Para los más adinerados, la FIFA ofrece “paquetes” que combinan entradas y espacios reservados (lounge o salón VIP): para el partido de Francia contra Senegal, el 16 de junio en East Rutherford, la opción cuesta entre 2.900 y 4.500 dólares.
...y van a subir aún más
La FIFA ha conservado un número no comunicado de entradas que ofrecerá desde abril, y hasta el final de la competición, para una venta de última hora.
En última instancia se encuentran las plataformas de reventa, incluida la gestionada por la FIFA. Este mercado secundario es libre —cada revendedor fija su precio— en Estados Unidos y en Canadá, un sistema que hace subir aún más unos precios ya prohibitivos.
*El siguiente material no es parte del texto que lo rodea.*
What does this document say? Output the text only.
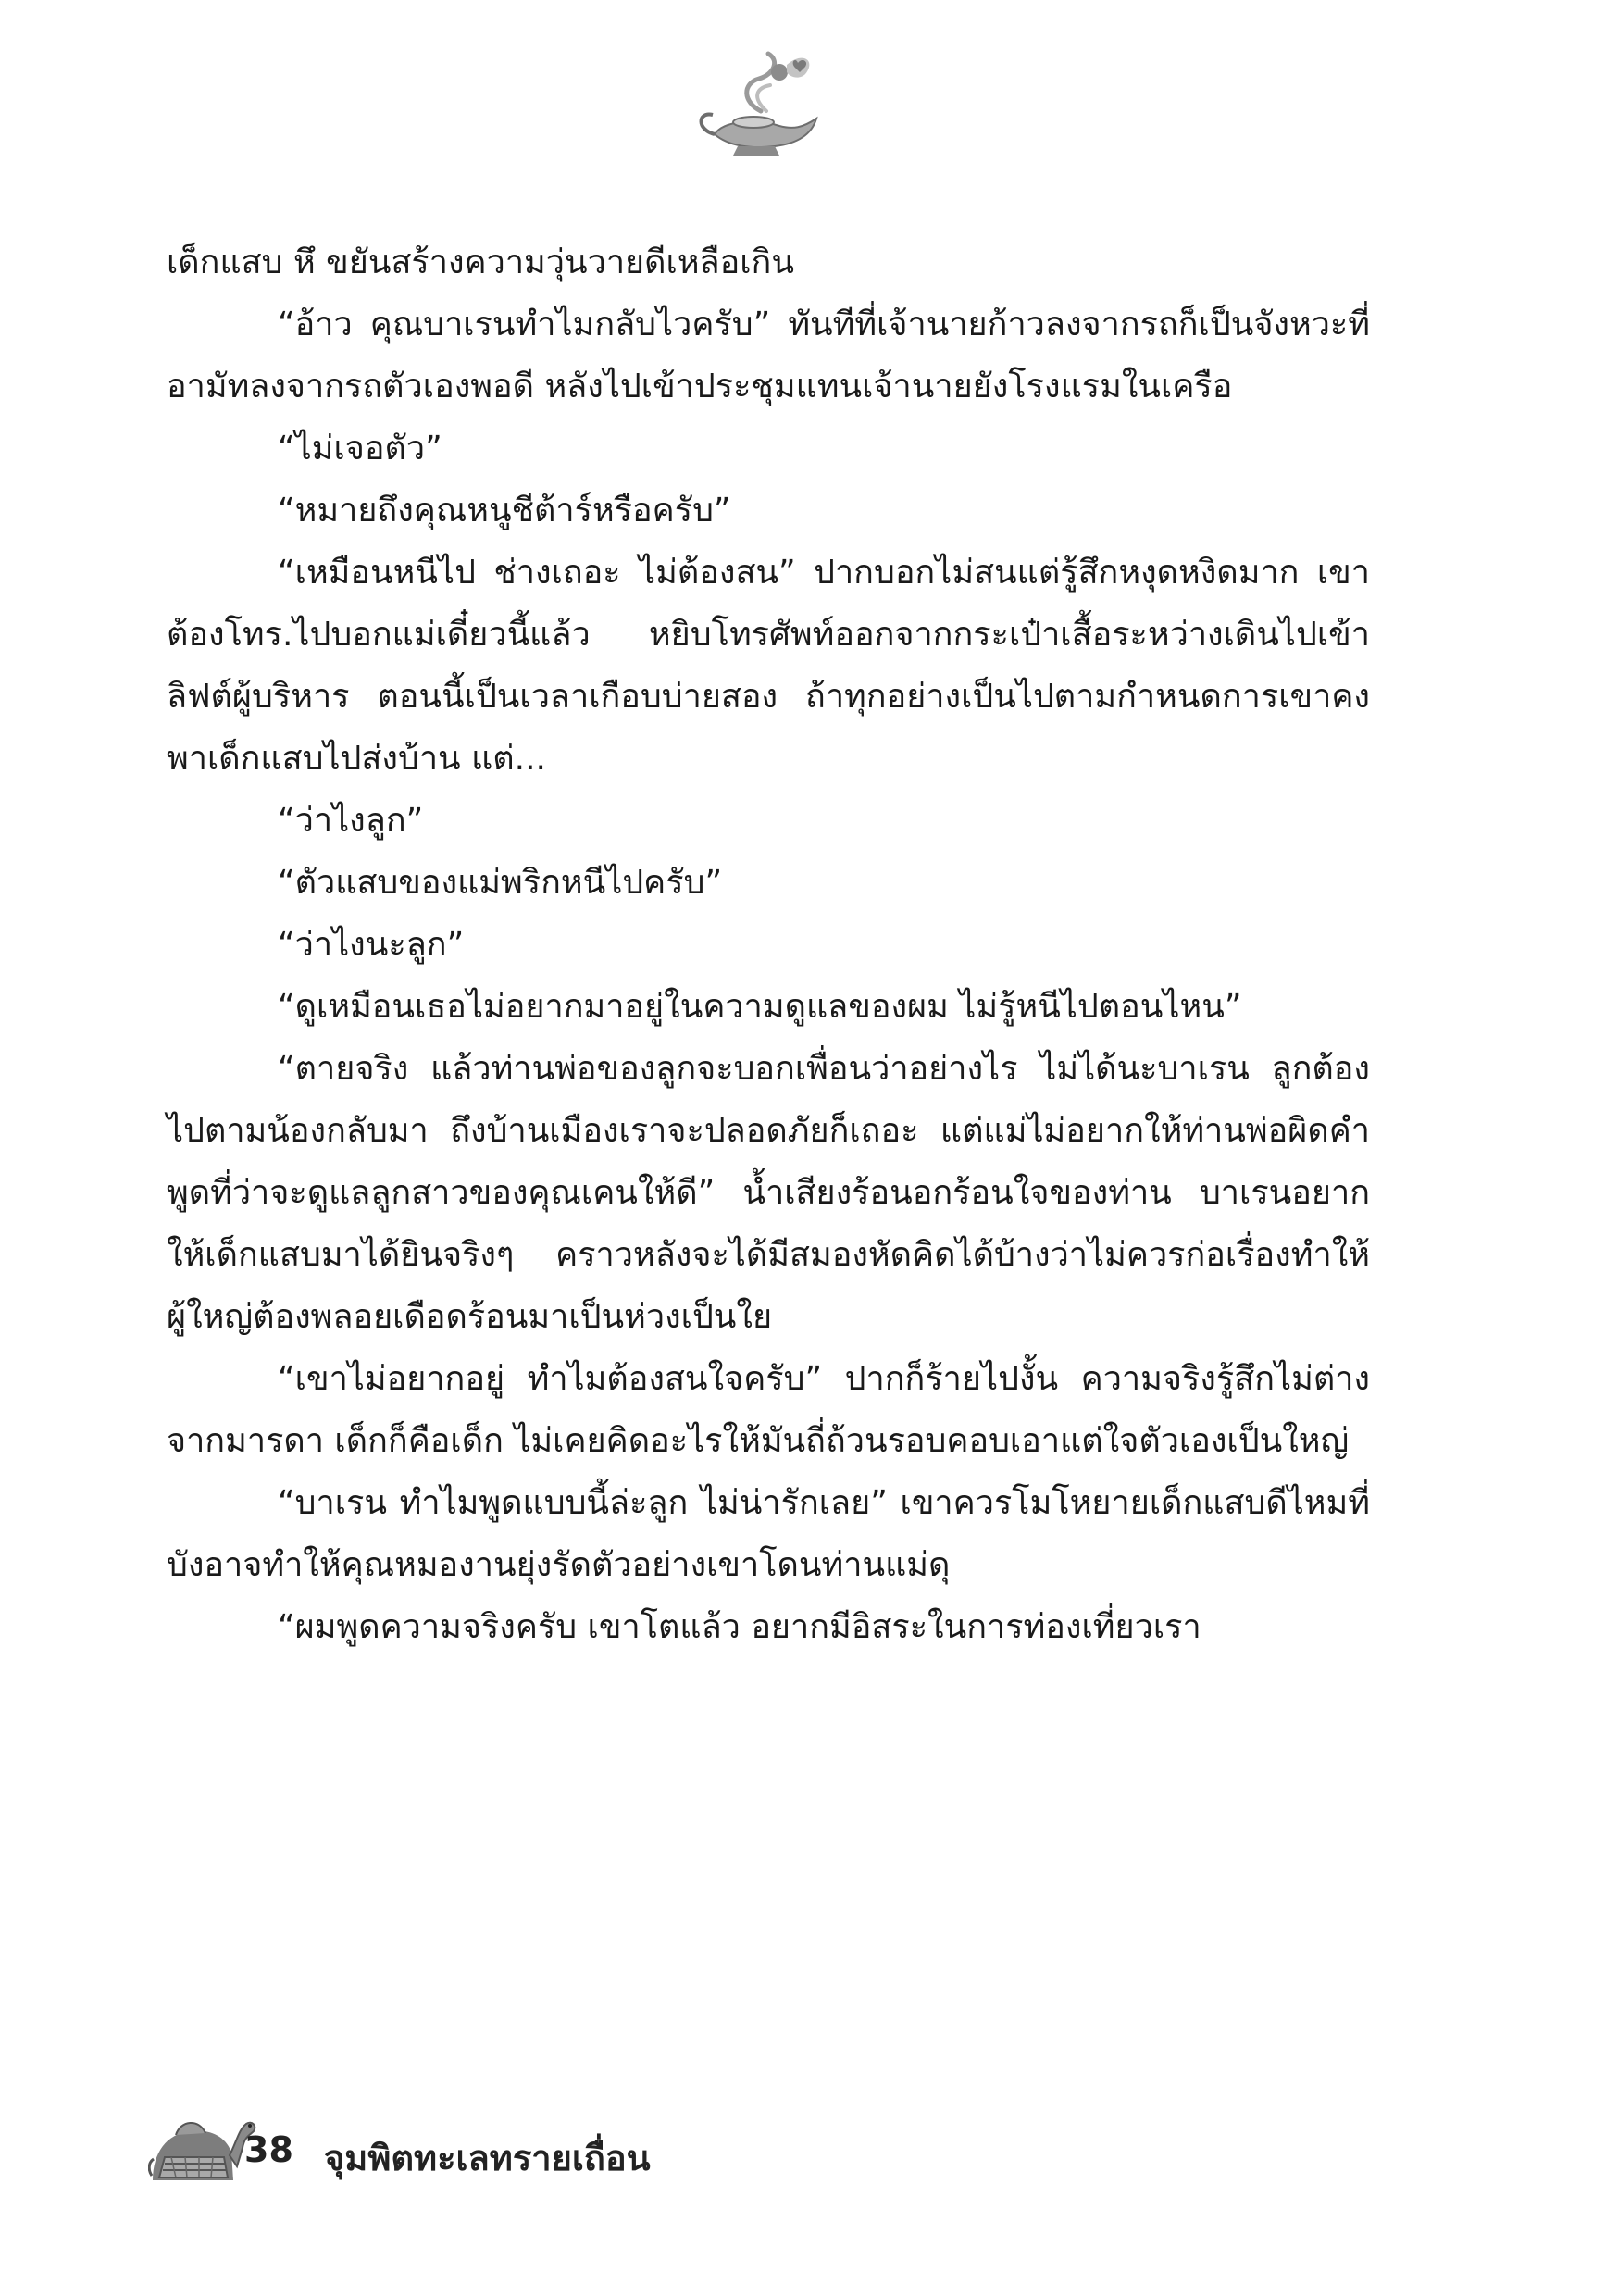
เด็กแสบ หึ ขยันสร้างความวุ่นวายดีเหลือเกิน

“อ้าว คุณบาเรนทำไมกลับไวครับ” ทันทีที่เจ้านายก้าวลงจากรถก็เป็นจังหวะที่อามัทลงจากรถตัวเองพอดี หลังไปเข้าประชุมแทนเจ้านายยังโรงแรมในเครือ

“ไม่เจอตัว”

“หมายถึงคุณหนูชีต้าร์หรือครับ”

“เหมือนหนีไป ช่างเถอะ ไม่ต้องสน” ปากบอกไม่สนแต่รู้สึกหงุดหงิดมาก เขาต้องโทร.ไปบอกแม่เดี๋ยวนี้แล้ว หยิบโทรศัพท์ออกจากกระเป๋าเสื้อระหว่างเดินไปเข้าลิฟต์ผู้บริหาร ตอนนี้เป็นเวลาเกือบบ่ายสอง ถ้าทุกอย่างเป็นไปตามกำหนดการเขาคงพาเด็กแสบไปส่งบ้าน แต่...

“ว่าไงลูก”

“ตัวแสบของแม่พริกหนีไปครับ”

“ว่าไงนะลูก”

“ดูเหมือนเธอไม่อยากมาอยู่ในความดูแลของผม ไม่รู้หนีไปตอนไหน”

“ตายจริง แล้วท่านพ่อของลูกจะบอกเพื่อนว่าอย่างไร ไม่ได้นะบาเรน ลูกต้องไปตามน้องกลับมา ถึงบ้านเมืองเราจะปลอดภัยก็เถอะ แต่แม่ไม่อยากให้ท่านพ่อผิดคำพูดที่ว่าจะดูแลลูกสาวของคุณเคนให้ดี” น้ำเสียงร้อนอกร้อนใจของท่าน บาเรนอยากให้เด็กแสบมาได้ยินจริงๆ คราวหลังจะได้มีสมองหัดคิดได้บ้างว่าไม่ควรก่อเรื่องทำให้ผู้ใหญ่ต้องพลอยเดือดร้อนมาเป็นห่วงเป็นใย

“เขาไม่อยากอยู่ ทำไมต้องสนใจครับ” ปากก็ร้ายไปงั้น ความจริงรู้สึกไม่ต่างจากมารดา เด็กก็คือเด็ก ไม่เคยคิดอะไรให้มันถี่ถ้วนรอบคอบเอาแต่ใจตัวเองเป็นใหญ่

“บาเรน ทำไมพูดแบบนี้ล่ะลูก ไม่น่ารักเลย” เขาควรโมโหยายเด็กแสบดีไหมที่บังอาจทำให้คุณหมองานยุ่งรัดตัวอย่างเขาโดนท่านแม่ดุ

“ผมพูดความจริงครับ เขาโตแล้ว อยากมีอิสระในการท่องเที่ยวเรา

38 จุมพิตทะเลทรายเถื่อน
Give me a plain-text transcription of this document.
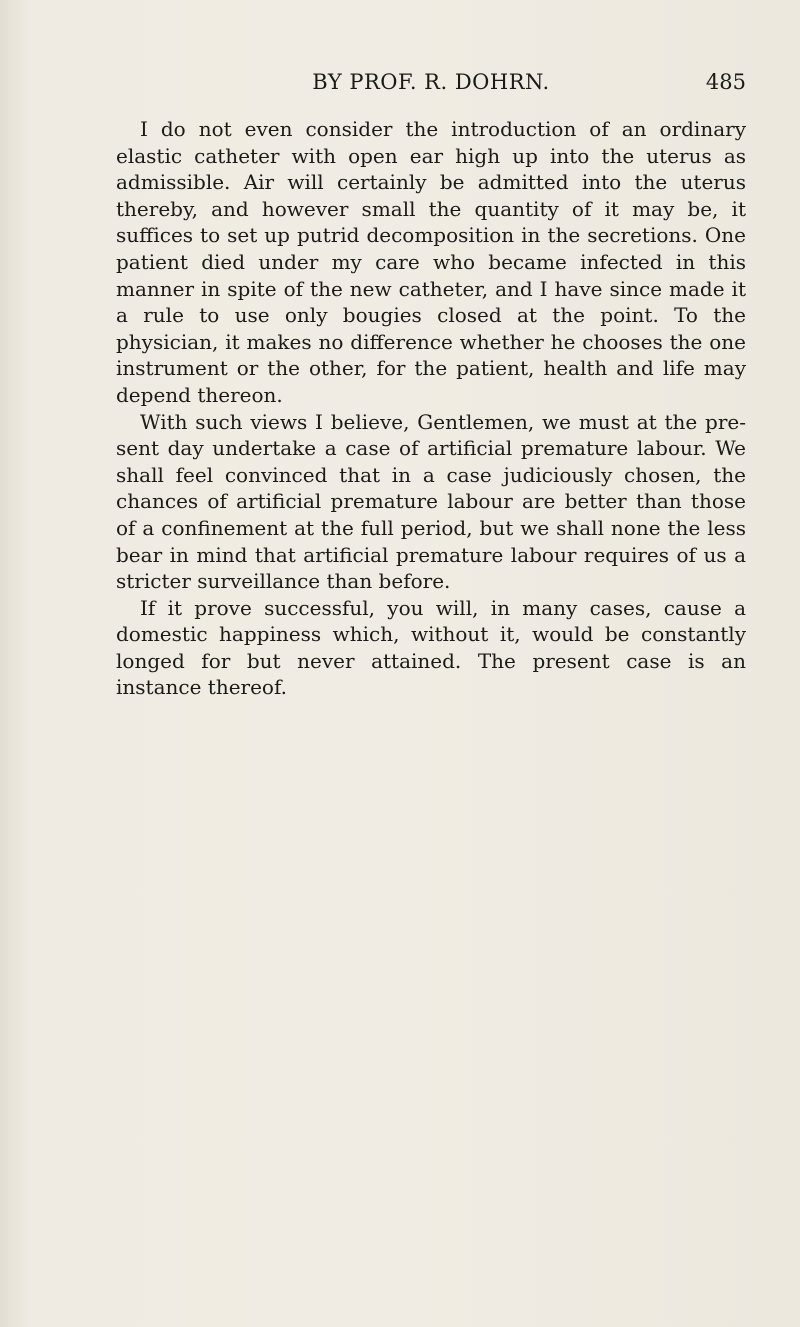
BY PROF. R. DOHRN.	485

I do not even consider the introduction of an ordinary elastic catheter with open ear high up into the uterus as admissible. Air will certainly be admitted into the uterus thereby, and however small the quantity of it may be, it suffices to set up putrid decomposition in the secretions. One patient died under my care who became infected in this manner in spite of the new catheter, and I have since made it a rule to use only bougies closed at the point. To the physician, it makes no difference whether he chooses the one instrument or the other, for the patient, health and life may depend thereon.

With such views I believe, Gentlemen, we must at the present day undertake a case of artificial premature labour. We shall feel convinced that in a case judiciously chosen, the chances of artificial premature labour are better than those of a confinement at the full period, but we shall none the less bear in mind that artificial premature labour requires of us a stricter surveillance than before.

If it prove successful, you will, in many cases, cause a domestic happiness which, without it, would be constantly longed for but never attained. The present case is an instance thereof.
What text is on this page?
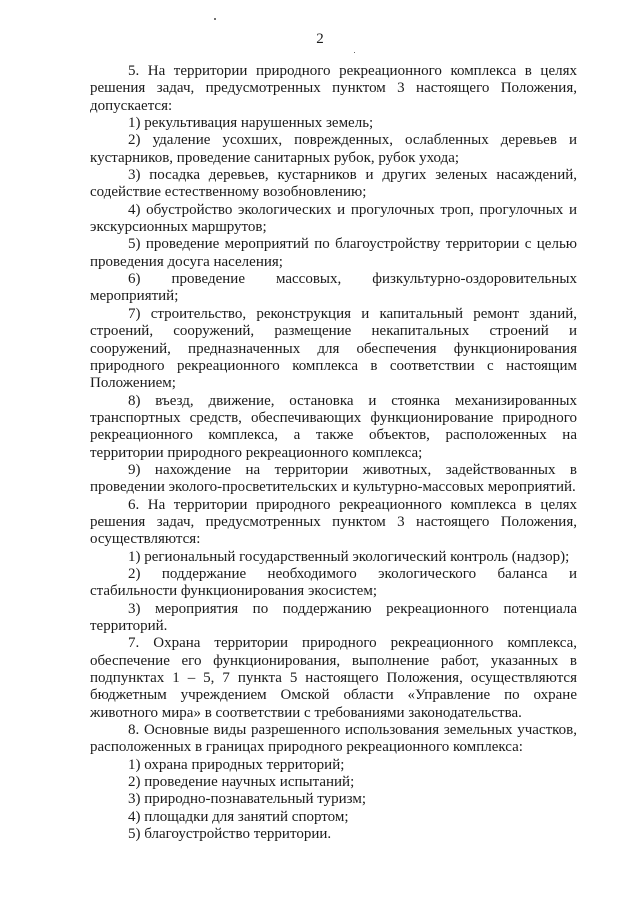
2

5. На территории природного рекреационного комплекса в целях решения задач, предусмотренных пунктом 3 настоящего Положения, допускается:

1) рекультивация нарушенных земель;

2) удаление усохших, поврежденных, ослабленных деревьев и кустарников, проведение санитарных рубок, рубок ухода;

3) посадка деревьев, кустарников и других зеленых насаждений, содействие естественному возобновлению;

4) обустройство экологических и прогулочных троп, прогулочных и экскурсионных маршрутов;

5) проведение мероприятий по благоустройству территории с целью проведения досуга населения;

6) проведение массовых, физкультурно-оздоровительных мероприятий;

7) строительство, реконструкция и капитальный ремонт зданий, строений, сооружений, размещение некапитальных строений и сооружений, предназначенных для обеспечения функционирования природного рекреационного комплекса в соответствии с настоящим Положением;

8) въезд, движение, остановка и стоянка механизированных транспортных средств, обеспечивающих функционирование природного рекреационного комплекса, а также объектов, расположенных на территории природного рекреационного комплекса;

9) нахождение на территории животных, задействованных в проведении эколого-просветительских и культурно-массовых мероприятий.

6. На территории природного рекреационного комплекса в целях решения задач, предусмотренных пунктом 3 настоящего Положения, осуществляются:

1) региональный государственный экологический контроль (надзор);

2) поддержание необходимого экологического баланса и стабильности функционирования экосистем;

3) мероприятия по поддержанию рекреационного потенциала территорий.

7. Охрана территории природного рекреационного комплекса, обеспечение его функционирования, выполнение работ, указанных в подпунктах 1 – 5, 7 пункта 5 настоящего Положения, осуществляются бюджетным учреждением Омской области «Управление по охране животного мира» в соответствии с требованиями законодательства.

8. Основные виды разрешенного использования земельных участков, расположенных в границах природного рекреационного комплекса:

1) охрана природных территорий;

2) проведение научных испытаний;

3) природно-познавательный туризм;

4) площадки для занятий спортом;

5) благоустройство территории.
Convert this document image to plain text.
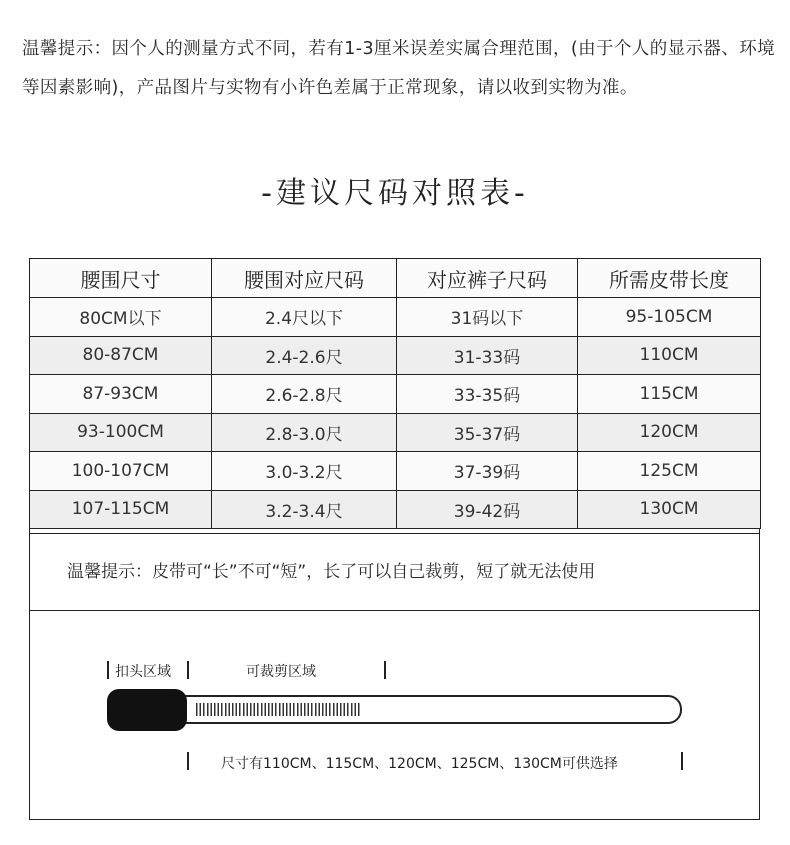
温馨提示：因个人的测量方式不同，若有1-3厘米误差实属合理范围，(由于个人的显示器、环境等因素影响)，产品图片与实物有小许色差属于正常现象，请以收到实物为准。
-建议尺码对照表-
腰围尺寸	腰围对应尺码	对应裤子尺码	所需皮带长度
80CM以下	2.4尺以下	31码以下	95-105CM
80-87CM	2.4-2.6尺	31-33码	110CM
87-93CM	2.6-2.8尺	33-35码	115CM
93-100CM	2.8-3.0尺	35-37码	120CM
100-107CM	3.0-3.2尺	37-39码	125CM
107-115CM	3.2-3.4尺	39-42码	130CM
温馨提示：皮带可“长”不可“短”，长了可以自己裁剪，短了就无法使用
扣头区域	可裁剪区域
尺寸有110CM、115CM、120CM、125CM、130CM可供选择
Una localidad en la parte alta de las gradas para el juego inaugural México-Sudáfrica puede escalar de 895 a 5.324 dólares.
Los gastos adicionales
Al costo de acceder a los estadios, una parte importante de los espectadores deben sumar otros como el del vuelo de avión, alojamiento, comida y transporte en las ciudades de destino.
Varias canchas se encuentran alejadas del centro de las ciudades y una plaza de aparcamiento en el recinto llega a costar entre 75 dólares en Atlanta y 300 dólares en Los Ángeles.
Para los visitantes que no se beneficien del ESTA (Sistema Electrónico de Autorización de Viaje), la factura también aumenta con un visado de turismo que puede valer 185 dólares.
Las alternativas
A aquellos aficionados que viajen sin entrada les puede quedar el ambiente de los “Fans Festivals” que se prevé organizar en las 16 ciudades sede.
El de Kansas City, donde Argentina debutará el 16 de junio ante Argelia, podrá acoger hasta 25.000 personas para los seis partidos previstos en la ciudad además de otros del torneo. En Nueva York, las instalaciones del Abierto de Estados Unidos de tenis se transformarán parcialmente en una “fan zone” con capacidad para 10.000 espectadores entre el 17 y el 28 de junio. A diferencia de las demás, la entrada será de pago.
Una visa pendiente
Son marfileños, senegaleses, haitianos y su sueño de asistir a los partidos de sus selecciones en el Mundial 2026 depende de obtener una visa para viajar a Estados Unidos, un país que actualmente está mucho menos dispuesto a acoger a turistas de ciertas nacionalidades.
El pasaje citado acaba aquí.